The pedigree of Iran’s pro-subsidy authorities, known in the West as the Islamist "hard-liners," on the other hand, goes back to the social conservatives who opposed the Shah’s open door policy because, they believed, it promoted moral decadence. The current Iranian president, Mahmoud Ahmadinejad, represents this half of Iran. The supreme leader, Ayatollah Ali Khomeini, is the political arbiter and peacemaker between the two sectors. (Rostam Pourzal, "The Sum of Iran's Parts: A Political Primer," Fellowship, Spring 2007)
That's one way Khamenei stays in power, even though he lacks the authority and legitimacy that revolution gave Khomeini in the eyes of Iranians.

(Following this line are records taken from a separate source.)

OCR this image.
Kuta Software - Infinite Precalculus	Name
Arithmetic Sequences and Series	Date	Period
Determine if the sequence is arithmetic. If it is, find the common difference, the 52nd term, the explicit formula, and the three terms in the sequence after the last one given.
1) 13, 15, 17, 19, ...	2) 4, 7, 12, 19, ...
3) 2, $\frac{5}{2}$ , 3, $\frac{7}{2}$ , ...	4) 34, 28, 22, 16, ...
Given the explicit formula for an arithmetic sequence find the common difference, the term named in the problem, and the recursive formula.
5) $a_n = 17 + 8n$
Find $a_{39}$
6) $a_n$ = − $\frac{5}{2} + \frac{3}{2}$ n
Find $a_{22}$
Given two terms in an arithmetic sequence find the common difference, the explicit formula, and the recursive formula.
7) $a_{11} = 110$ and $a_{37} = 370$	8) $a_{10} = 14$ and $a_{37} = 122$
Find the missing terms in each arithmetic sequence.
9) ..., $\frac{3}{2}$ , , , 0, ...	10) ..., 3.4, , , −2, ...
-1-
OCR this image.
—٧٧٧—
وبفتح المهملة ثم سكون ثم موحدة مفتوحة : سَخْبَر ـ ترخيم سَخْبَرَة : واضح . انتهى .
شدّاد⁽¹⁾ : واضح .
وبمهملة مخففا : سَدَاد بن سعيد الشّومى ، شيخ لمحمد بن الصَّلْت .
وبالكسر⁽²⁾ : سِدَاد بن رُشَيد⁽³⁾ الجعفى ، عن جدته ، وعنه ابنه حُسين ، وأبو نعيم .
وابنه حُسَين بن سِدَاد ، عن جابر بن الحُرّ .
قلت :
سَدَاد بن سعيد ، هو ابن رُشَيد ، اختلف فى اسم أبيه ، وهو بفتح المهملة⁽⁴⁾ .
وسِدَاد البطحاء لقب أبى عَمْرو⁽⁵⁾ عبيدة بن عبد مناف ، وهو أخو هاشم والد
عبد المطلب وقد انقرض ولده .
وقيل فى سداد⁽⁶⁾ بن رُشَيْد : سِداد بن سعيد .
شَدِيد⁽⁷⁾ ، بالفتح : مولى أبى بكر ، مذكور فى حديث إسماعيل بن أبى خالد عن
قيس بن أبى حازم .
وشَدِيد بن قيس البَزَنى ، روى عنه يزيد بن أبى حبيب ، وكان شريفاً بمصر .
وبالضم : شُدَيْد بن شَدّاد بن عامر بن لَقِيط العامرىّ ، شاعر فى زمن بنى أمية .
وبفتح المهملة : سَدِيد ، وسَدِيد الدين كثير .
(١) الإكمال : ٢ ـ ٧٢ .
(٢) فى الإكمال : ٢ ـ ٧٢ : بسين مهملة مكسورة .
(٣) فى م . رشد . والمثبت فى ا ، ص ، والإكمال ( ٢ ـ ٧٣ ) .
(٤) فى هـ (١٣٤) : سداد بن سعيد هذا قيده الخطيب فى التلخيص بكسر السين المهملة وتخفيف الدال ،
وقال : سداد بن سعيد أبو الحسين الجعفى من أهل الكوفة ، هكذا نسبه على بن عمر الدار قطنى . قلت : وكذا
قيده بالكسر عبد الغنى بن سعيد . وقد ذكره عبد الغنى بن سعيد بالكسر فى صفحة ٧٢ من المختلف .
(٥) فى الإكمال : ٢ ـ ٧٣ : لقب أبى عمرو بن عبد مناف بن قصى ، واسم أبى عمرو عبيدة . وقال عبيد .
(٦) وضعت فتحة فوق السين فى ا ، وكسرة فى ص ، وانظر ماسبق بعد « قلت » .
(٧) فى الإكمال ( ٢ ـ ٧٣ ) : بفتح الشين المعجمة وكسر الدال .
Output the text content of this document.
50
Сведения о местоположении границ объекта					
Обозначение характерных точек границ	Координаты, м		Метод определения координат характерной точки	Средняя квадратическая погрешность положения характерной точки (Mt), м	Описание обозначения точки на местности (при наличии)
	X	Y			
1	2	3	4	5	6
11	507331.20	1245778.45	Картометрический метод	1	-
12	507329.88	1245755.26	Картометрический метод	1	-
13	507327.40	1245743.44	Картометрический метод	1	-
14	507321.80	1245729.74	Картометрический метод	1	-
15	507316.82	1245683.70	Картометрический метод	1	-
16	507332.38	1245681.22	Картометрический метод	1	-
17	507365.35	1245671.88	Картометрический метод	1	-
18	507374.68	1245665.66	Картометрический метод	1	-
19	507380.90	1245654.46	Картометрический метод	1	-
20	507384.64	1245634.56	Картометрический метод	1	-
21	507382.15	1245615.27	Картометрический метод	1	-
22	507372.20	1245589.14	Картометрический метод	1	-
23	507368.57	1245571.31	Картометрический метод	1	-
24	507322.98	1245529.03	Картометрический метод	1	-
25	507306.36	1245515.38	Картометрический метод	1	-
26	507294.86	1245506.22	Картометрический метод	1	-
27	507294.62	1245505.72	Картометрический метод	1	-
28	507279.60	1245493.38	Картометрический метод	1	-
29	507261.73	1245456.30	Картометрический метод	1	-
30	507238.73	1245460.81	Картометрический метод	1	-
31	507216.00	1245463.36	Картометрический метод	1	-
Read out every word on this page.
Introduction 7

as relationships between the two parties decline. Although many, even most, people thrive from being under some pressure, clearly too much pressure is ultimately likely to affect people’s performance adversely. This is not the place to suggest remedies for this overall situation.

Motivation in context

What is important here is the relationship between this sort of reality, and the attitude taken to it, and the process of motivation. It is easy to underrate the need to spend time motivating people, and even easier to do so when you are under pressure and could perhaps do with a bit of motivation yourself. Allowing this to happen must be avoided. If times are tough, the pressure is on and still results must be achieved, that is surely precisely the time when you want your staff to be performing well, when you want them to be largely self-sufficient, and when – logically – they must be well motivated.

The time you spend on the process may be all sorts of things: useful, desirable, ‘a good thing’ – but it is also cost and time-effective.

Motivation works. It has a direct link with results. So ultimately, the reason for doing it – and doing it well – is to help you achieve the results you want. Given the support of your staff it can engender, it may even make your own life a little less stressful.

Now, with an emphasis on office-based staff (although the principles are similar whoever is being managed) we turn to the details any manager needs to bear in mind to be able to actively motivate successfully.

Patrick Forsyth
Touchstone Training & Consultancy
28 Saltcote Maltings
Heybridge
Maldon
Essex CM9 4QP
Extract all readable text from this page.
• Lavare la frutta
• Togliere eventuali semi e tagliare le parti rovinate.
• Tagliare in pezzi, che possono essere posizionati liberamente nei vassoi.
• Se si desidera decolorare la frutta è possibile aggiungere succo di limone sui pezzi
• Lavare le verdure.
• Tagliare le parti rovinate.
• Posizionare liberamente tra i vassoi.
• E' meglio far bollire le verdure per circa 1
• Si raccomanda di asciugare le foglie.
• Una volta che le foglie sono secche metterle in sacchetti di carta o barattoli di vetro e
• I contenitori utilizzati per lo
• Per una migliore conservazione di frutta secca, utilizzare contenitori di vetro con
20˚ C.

Critics of Iran's government also help Khamenei stay in power. When Khatami was the President of Iran, all that went wrong in the country, not just things for which he was actually responsible, were often blamed on Khatami, not on Khamenei (some of the critics still go after Khatami, though he is out of power today: see this video of the protest against Khatami on the occasion of his visit to Harvard in 2006); today, the blame goes to Ahmadinejad, not to Khamenei. Not just the corporate media but also liberals and leftists have tended to leave Khamenei off the hook. Strange, for this tendency exists not just among those who are uninformed of the structure of power in Iran (which William O. Beeman ably explains in "Elections and Governmental Structure in Iran: Reform Lurks under the Flaws," Brown Journal of World Affairs 11.1, Summer/Fall 2004) but also among those who know better.